Danny Briskin, Quality Engineering Practice Manager
The Challenge: Limited Context Windows
Large Language Models (LLMs) such as GPT are reasoning-powerful, yet only have a limited context window (say, 8k-128k tokens depending on the model).
In test automation in real-world scenarios, this is a bottleneck. Suppose you have tens of thousands of automated tests in your codebase.
If a user says:
“I need to test the login area with multiple failed attempts”
you want to return the most relevant tests that already exist. However, you can’t just hose the entire test suite into the LLM - there isn’t sufficient memory.
So, what do we do? We combine classical ML/NLP algorithms with LLMs to pre-filter first and then reason.
Step 1 – Topic Detection
First, we extract the topic from the user’s query. This helps us match the query with the structure of existing tests.
Options:
- TF-IDF, Term Frequency-Inverse Document Frequency / keyword extraction – rapid keyword-based filtering.
- Embeddings – deeper semantic understanding.
- a single query to a LLM can be used as well at this point
from sklearn.feature_extraction.text import TfidfVectorizer
queries = ["I need to test the login area with multiple failed attempts"]
tests = ["test_login_success", "test_login_failed_attempts",
"test_password_reset", "test_account_lockout"]
vectorizer = TfidfVectorizer()
X = vectorizer.fit_transform(tests + queries)
# Compute cosine similarity between query and tests
from sklearn.metrics.pairwise import cosine_similarity
cos_sim = cosine_similarity(X[-1], X[:-1])
print(cos_sim)
This gives us a first-pass ranking: “test_login_failed_attempts” is the winner.
Step 2 – Candidate Filtering
Knowing that the query subject is “login/authentication”, we filter the repository.
Algorithms:
- Cosine similarity on embeddings → top semantic match.
- Longest Common Subsequence (LCS) → useful if test names follow conventions.
- Edit Distance (Levenshtein) → identifies typos in queries/test names.
Example with embeddings:
from sentence_transformers import SentenceTransformer, util
import torch
model = SentenceTransformer('all-MiniLM-L6-v2')
query_embedding = model.encode("login failed attempts", convert_to_tensor=True)
test_embeddings = model.encode(tests, convert_to_tensor=True)
# Semantic similarity
cos_scores = util.pytorch_cos_sim(query_embedding, test_embeddings)[0]
top_results = torch.topk(cos_scores, k=3)
for idx in top_results.indices:
print(tests[idx])
Output:
test_login_failed_attempts
test_account_lockout
test_login_success
Now we have candidates instead of the entire repository.
Step 3 – LLM Refinement
Finally, only run candidate tests through the LLM and allow it to refine, filter, and suggest enhancements:
Prompt Example:
User wants: "I need to test the login area with multiple failed attempts."
Candidate tests:
1. test_login_failed_attempts
2. test_account_lockout
3. test_login_success
Question: Which tests are most relevant?
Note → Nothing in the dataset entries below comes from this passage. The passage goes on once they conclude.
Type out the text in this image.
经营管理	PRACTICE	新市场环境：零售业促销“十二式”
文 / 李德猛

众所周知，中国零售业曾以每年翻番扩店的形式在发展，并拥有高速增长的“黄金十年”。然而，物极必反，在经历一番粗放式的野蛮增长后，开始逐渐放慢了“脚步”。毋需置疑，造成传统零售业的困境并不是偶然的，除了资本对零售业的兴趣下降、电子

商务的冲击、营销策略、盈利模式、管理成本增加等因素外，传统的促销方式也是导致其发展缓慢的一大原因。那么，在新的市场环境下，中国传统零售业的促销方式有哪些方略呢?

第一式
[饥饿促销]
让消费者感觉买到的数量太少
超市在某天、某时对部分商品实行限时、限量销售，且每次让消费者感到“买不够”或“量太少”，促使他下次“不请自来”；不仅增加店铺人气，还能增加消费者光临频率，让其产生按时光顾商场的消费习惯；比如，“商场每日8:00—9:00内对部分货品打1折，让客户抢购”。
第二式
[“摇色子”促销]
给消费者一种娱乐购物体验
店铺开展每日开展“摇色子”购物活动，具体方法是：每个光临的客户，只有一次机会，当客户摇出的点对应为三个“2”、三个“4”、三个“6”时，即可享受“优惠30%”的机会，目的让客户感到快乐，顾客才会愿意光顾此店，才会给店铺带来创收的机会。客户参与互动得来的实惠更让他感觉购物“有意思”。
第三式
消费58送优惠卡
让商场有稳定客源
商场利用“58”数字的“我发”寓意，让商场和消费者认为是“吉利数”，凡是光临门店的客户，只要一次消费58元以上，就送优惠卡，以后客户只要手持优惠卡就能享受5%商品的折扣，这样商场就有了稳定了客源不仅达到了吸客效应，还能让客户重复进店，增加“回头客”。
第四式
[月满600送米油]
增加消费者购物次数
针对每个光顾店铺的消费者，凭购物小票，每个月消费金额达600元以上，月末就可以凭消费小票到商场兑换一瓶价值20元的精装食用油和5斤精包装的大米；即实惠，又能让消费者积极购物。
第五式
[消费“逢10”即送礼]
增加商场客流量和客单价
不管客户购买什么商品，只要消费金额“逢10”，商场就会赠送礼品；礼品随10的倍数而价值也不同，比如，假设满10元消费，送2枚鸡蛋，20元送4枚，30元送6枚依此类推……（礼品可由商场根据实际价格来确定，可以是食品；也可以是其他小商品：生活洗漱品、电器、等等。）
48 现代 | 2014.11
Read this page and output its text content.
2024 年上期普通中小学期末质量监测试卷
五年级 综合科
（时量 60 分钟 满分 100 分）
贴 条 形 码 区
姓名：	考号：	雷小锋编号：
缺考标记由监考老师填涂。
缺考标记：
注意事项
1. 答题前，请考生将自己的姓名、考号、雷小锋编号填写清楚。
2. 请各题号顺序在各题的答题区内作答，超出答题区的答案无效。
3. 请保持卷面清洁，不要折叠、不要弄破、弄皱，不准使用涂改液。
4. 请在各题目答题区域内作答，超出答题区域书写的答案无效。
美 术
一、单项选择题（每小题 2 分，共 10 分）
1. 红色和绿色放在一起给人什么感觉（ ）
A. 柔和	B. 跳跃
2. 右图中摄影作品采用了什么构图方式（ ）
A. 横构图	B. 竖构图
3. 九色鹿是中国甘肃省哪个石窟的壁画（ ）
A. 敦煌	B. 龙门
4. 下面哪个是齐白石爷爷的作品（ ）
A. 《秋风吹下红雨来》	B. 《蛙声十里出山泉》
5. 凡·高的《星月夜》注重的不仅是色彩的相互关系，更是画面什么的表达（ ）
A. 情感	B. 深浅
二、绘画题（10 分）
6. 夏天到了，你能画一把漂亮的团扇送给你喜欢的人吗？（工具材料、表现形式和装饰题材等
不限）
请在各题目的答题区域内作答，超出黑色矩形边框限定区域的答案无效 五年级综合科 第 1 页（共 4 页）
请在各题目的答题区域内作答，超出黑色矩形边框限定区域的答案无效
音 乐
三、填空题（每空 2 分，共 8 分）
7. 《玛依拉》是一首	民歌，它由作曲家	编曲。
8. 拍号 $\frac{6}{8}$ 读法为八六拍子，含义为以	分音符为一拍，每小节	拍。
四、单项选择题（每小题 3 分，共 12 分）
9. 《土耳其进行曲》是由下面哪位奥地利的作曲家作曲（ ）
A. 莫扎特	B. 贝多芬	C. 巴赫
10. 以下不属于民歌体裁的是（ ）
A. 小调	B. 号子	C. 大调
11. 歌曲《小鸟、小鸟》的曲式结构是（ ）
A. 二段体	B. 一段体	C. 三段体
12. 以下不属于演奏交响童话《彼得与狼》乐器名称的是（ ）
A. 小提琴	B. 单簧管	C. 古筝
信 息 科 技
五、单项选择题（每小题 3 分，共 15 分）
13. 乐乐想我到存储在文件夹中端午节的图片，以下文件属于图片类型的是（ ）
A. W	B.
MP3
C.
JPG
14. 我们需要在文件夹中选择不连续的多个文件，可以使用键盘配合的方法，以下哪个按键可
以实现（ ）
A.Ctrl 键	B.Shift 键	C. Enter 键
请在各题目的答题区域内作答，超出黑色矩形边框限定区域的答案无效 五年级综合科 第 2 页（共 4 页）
Suggest if any coverage is missing.
LLM Output:
- Most relevant:
test_login_failed_attempts,test_account_lockout. - Less relevant:
test_login_success. - Missing: A test for captcha bypass after repeated failures.
The Hybrid Workflow
Putting it together:
+------------------+
| User Query |
+------------------+
|
v
+------------------+
| Topic Detection |
| (TF-IDF, Embed.) |
+------------------+
|
v
+---------------------------+
| Candidate Filtering |
| (Cosine, LCS, Edit Dist.) |
+---------------------------+
|
v
+------------------+
| LLM Refinement |
+------------------+
|
v
+---------------------------+
| Suggested Relevant Tests |
+---------------------------+
This approach:
- Maintains LLM inputs small.
- Ensures fast retrieval.
- Trades off on deterministic filtering and generative reasoning.
Why Not Just Use the LLM Alone?
- Context window limit – you can’t put the whole test suite in.
- Efficiency matters – looping all tests through the LLM is expensive.
- Reliability – algorithms provide deterministic filtering before involving the LLM.
Generalizing Beyond Tests
This pattern applies in many contexts:
- Knowledge base search (support tickets, FAQs).
- Document retrieval (legal, medical, financial).
- Conversational memory management.
Conclusion
Traditional ML/NLP algorithms are still important - they make LLMs practical in real-world systems.
In our test automation example, cosine similarity and sequence matching help narrow down thousands of tests to a few. The LLM can then reason over these results.
The result:
- Faster.
- Cheaper.
- More accurate.
Hybrid systems that use traditional algorithms for retrieval and LLMs for reasoning are the future of agent design.